Jiangsu Restricts New Borrowing by Highly Leveraged LGFVs
What’s new: As the largest local government bond issuer, eastern China’s Jiangsu province issued rules restricting new debt issuance by local government financing vehicles (LGFVs) that are highly leveraged and have mediocre operating performance and poor growth prospects.
For highly leveraged LGFVs with poor performance, debt increases must be approved by investors, according to guidance issued earlier this month by the provincial government. LGFVs with good financial results and low debt ratios can still increase operational debt by a certain amount. LGFVs are special purpose vehicles set up by local authorities to borrow money to fund infrastructure and public welfare spending.
The guidance also requires local governments in Jiangsu province to obtain a clear and full picture of their total debt and implicit debt, with a focus on the amount of borrowing by financing vehicles in counties, cities, districts and various development parks.

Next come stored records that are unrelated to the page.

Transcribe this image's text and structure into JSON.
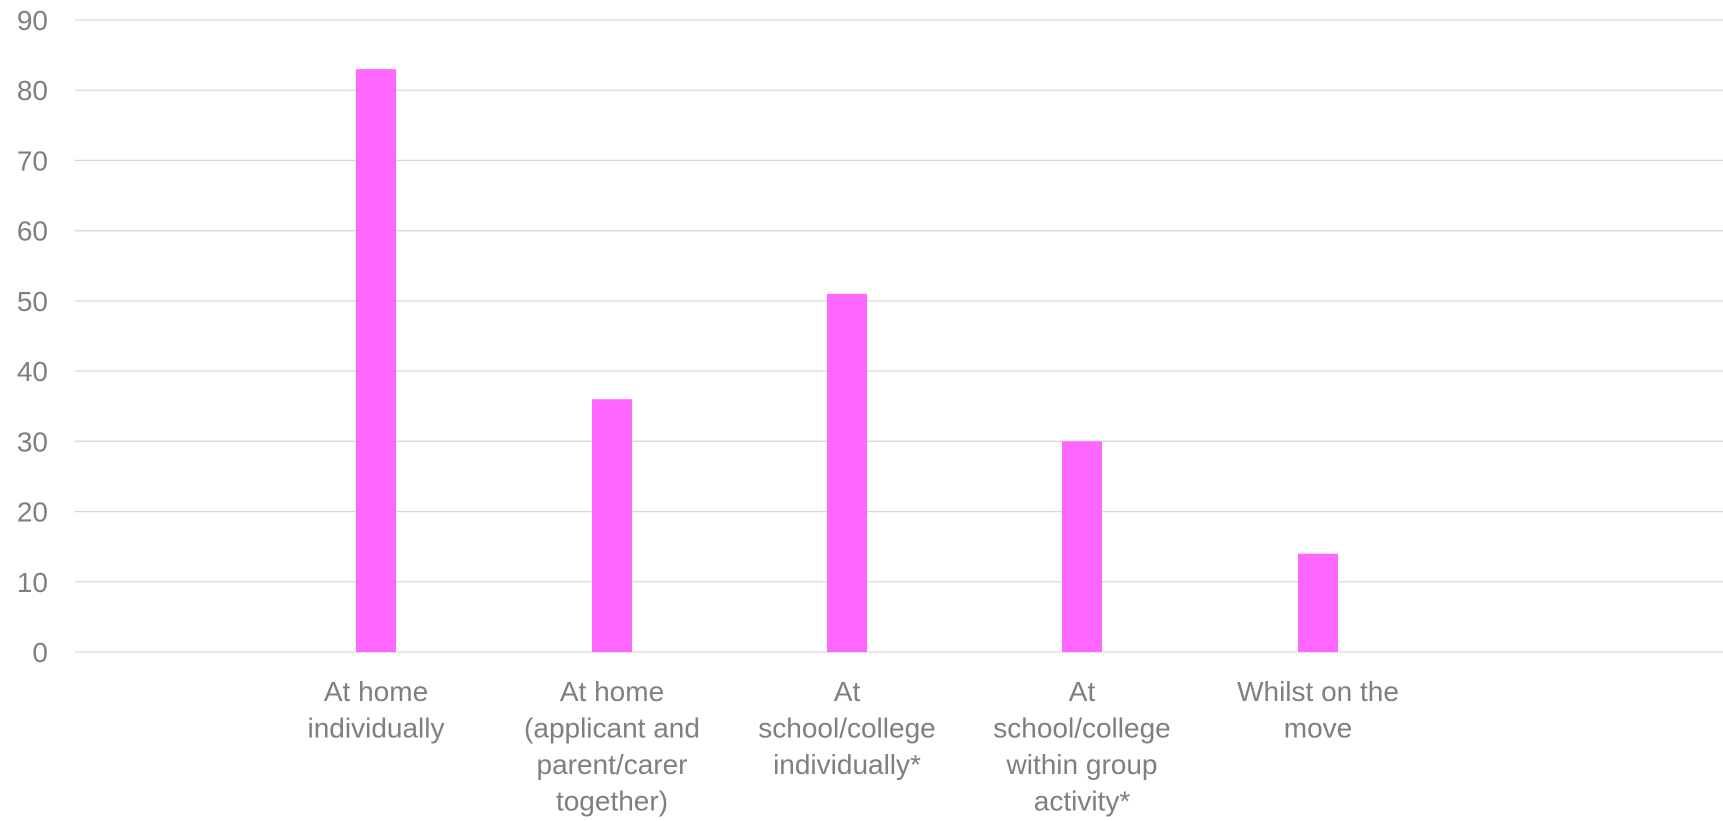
{
  "chart_data": {
    "type": "bar",
    "categories": [
      [
        "At home",
        "individually"
      ],
      [
        "At home",
        "(applicant and",
        "parent/carer",
        "together)"
      ],
      [
        "At",
        "school/college",
        "individually*"
      ],
      [
        "At",
        "school/college",
        "within group",
        "activity*"
      ],
      [
        "Whilst on the",
        "move"
      ]
    ],
    "values": [
      83,
      36,
      51,
      30,
      14
    ],
    "ylim": [
      0,
      90
    ],
    "yticks": [
      0,
      10,
      20,
      30,
      40,
      50,
      60,
      70,
      80,
      90
    ],
    "grid": true,
    "legend": "none",
    "title": "",
    "xlabel": "",
    "ylabel": "",
    "colors": {
      "bar": "#ff66ff",
      "grid": "#d9d9d9",
      "text": "#7f7f7f"
    }
  }
}
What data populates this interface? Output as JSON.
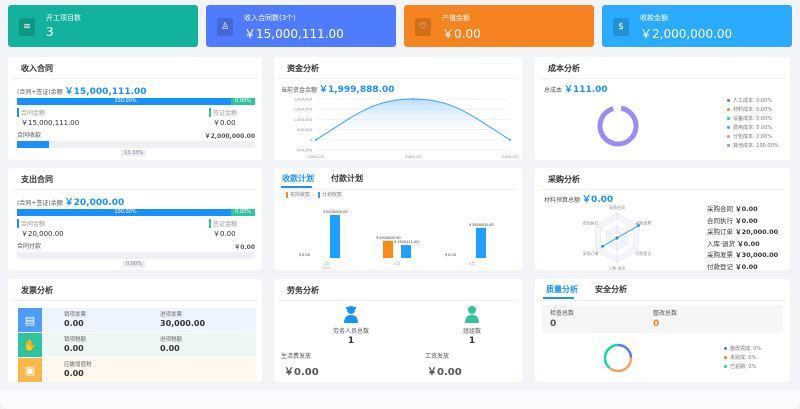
{
  "cards": [
    {
      "title": "开工项目数",
      "value": "3",
      "color": "#13b29c",
      "icon": "layers-icon"
    },
    {
      "title": "收入合同数(3个)",
      "value": "￥15,000,111.00",
      "color": "#4f7cff",
      "icon": "stamp-icon"
    },
    {
      "title": "产值金额",
      "value": "￥0.00",
      "color": "#f5831f",
      "icon": "heart-shield-icon"
    },
    {
      "title": "收款金额",
      "value": "￥2,000,000.00",
      "color": "#2aabff",
      "icon": "money-bag-icon"
    }
  ],
  "income": {
    "title": "收入合同",
    "balance_label": "(合同+签证)余额",
    "balance": "￥15,000,111.00",
    "contract_pct": "100.00%",
    "visa_pct": "0.00%",
    "contract_label": "合同金额",
    "contract_value": "￥15,000,111.00",
    "visa_label": "签证金额",
    "visa_value": "￥0.00",
    "collect_label": "合同收款",
    "collect_value": "￥2,000,000.00",
    "collect_pct": "13.33%",
    "collect_progress": 13.33
  },
  "expense": {
    "title": "支出合同",
    "balance_label": "(合同+签证)余额",
    "balance": "￥20,000.00",
    "contract_pct": "100.00%",
    "visa_pct": "0.00%",
    "contract_label": "合同金额",
    "contract_value": "￥20,000.00",
    "visa_label": "签证金额",
    "visa_value": "￥0.00",
    "pay_label": "合同付款",
    "pay_value": "￥0.00",
    "pay_pct": "0.00%",
    "pay_progress": 0
  },
  "fund": {
    "title": "资金分析",
    "balance_label": "当前资金余额",
    "balance": "￥1,999,888.00",
    "chart_data": {
      "type": "area",
      "x": [
        "2024-01",
        "2024-02",
        "2024-03"
      ],
      "values": [
        0,
        2000000,
        0
      ],
      "yticks": [
        "2,000,000",
        "1,500,000",
        "1,000,000",
        "500,000",
        "0",
        "-500,000"
      ],
      "ylim": [
        -500000,
        2000000
      ]
    }
  },
  "cost": {
    "title": "成本分析",
    "total_label": "总成本",
    "total": "￥111.00",
    "legend": [
      {
        "label": "人工成本: 0.00%",
        "color": "#4f7cff"
      },
      {
        "label": "材料成本: 0.00%",
        "color": "#f5831f"
      },
      {
        "label": "设备成本: 0.00%",
        "color": "#13d6b0"
      },
      {
        "label": "费用成本: 0.00%",
        "color": "#2aabff"
      },
      {
        "label": "分包成本: 0.00%",
        "color": "#ff7a8a"
      },
      {
        "label": "其他成本: 100.00%",
        "color": "#9a8cf0"
      }
    ]
  },
  "plan": {
    "tabs": [
      "收款计划",
      "付款计划"
    ],
    "legend": [
      {
        "label": "实际收款",
        "color": "#fa8c16"
      },
      {
        "label": "计划收款",
        "color": "#1fa0ff"
      }
    ],
    "chart_data": {
      "type": "bar",
      "categories": [
        "1月",
        "2月",
        "3月"
      ],
      "year": "2024",
      "series": [
        {
          "name": "实际收款",
          "values": [
            0,
            2000000,
            0
          ],
          "labels": [
            "￥0.00",
            "￥2000000.00",
            "￥0.00"
          ]
        },
        {
          "name": "计划收款",
          "values": [
            5000000,
            1500111,
            3500000
          ],
          "labels": [
            "￥5000000.00",
            "￥1500111.00",
            "￥3500000.00"
          ]
        }
      ]
    }
  },
  "purchase": {
    "title": "采购分析",
    "budget_label": "材料预算总额",
    "budget": "￥0.00",
    "radar": {
      "axes": [
        "采购合同",
        "采购发票",
        "付款登记",
        "入库·退货",
        "采购订单",
        "合同执行"
      ],
      "values": [
        0,
        30000,
        0,
        0,
        20000,
        0
      ],
      "max": 30000
    },
    "items": [
      {
        "label": "采购合同",
        "value": "￥0.00"
      },
      {
        "label": "合同执行",
        "value": "￥0.00"
      },
      {
        "label": "采购订单",
        "value": "￥20,000.00"
      },
      {
        "label": "入库·退货",
        "value": "￥0.00"
      },
      {
        "label": "采购发票",
        "value": "￥30,000.00"
      },
      {
        "label": "付款登记",
        "value": "￥0.00"
      }
    ]
  },
  "invoice": {
    "title": "发票分析",
    "rows": [
      {
        "icon": "invoice-icon",
        "color": "#4f9cf5",
        "bg": "#eef4fd",
        "a_label": "销项发票",
        "a_value": "0.00",
        "b_label": "进项发票",
        "b_value": "30,000.00"
      },
      {
        "icon": "tax-hand-icon",
        "color": "#2ec4a0",
        "bg": "#ecf8f1",
        "a_label": "销项税额",
        "a_value": "0.00",
        "b_label": "进项税额",
        "b_value": "0.00"
      },
      {
        "icon": "vat-icon",
        "color": "#fbb84a",
        "bg": "#fff8ef",
        "a_label": "应缴增值税",
        "a_value": "0.00"
      }
    ]
  },
  "labor": {
    "title": "劳务分析",
    "workers_label": "劳务人员总数",
    "workers": "1",
    "teams_label": "班组数",
    "teams": "1",
    "living_label": "生活费发放",
    "living": "￥0.00",
    "wage_label": "工资发放",
    "wage": "￥0.00"
  },
  "quality": {
    "tabs": [
      "质量分析",
      "安全分析"
    ],
    "check_label": "检查总数",
    "check": "0",
    "fix_label": "整改总数",
    "fix": "0",
    "legend": [
      {
        "label": "整改完成: 0%",
        "color": "#4f7cff"
      },
      {
        "label": "未完成: 0%",
        "color": "#f5831f"
      },
      {
        "label": "已逾期: 0%",
        "color": "#13d6b0"
      }
    ]
  }
}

The background: Local government debt, in particular trillions of yuan of liabilities hidden in LGFVs, threatens to overwhelm dozens of authorities across the country.
In 2019, Zhenjiang, a city in Jiangsu famous for its fragrant black vinegar, was at the center of a debate and a battle within government, policymaking and financial regulatory circles about how to clean up trillions of yuan of hidden local government debt accumulated by LGFVs.
The combined debt of all 18 LGFVs in Zhenjiang was almost 14 times the city’s general fiscal revenue of 28.4 billion yuan ($4.42 billion) in 2017, the highest ratio among all cities in Jiangsu, which itself is one of the most debt-laden provinces in China, Guosheng analysts estimate.
China issued 4.55 trillion yuan in new local government bonds in 2020, data from the Ministry of Finance showed. As the government battled last year to reboot an economy pummeled by the Covid-19 pandemic, it opened the debt spigot.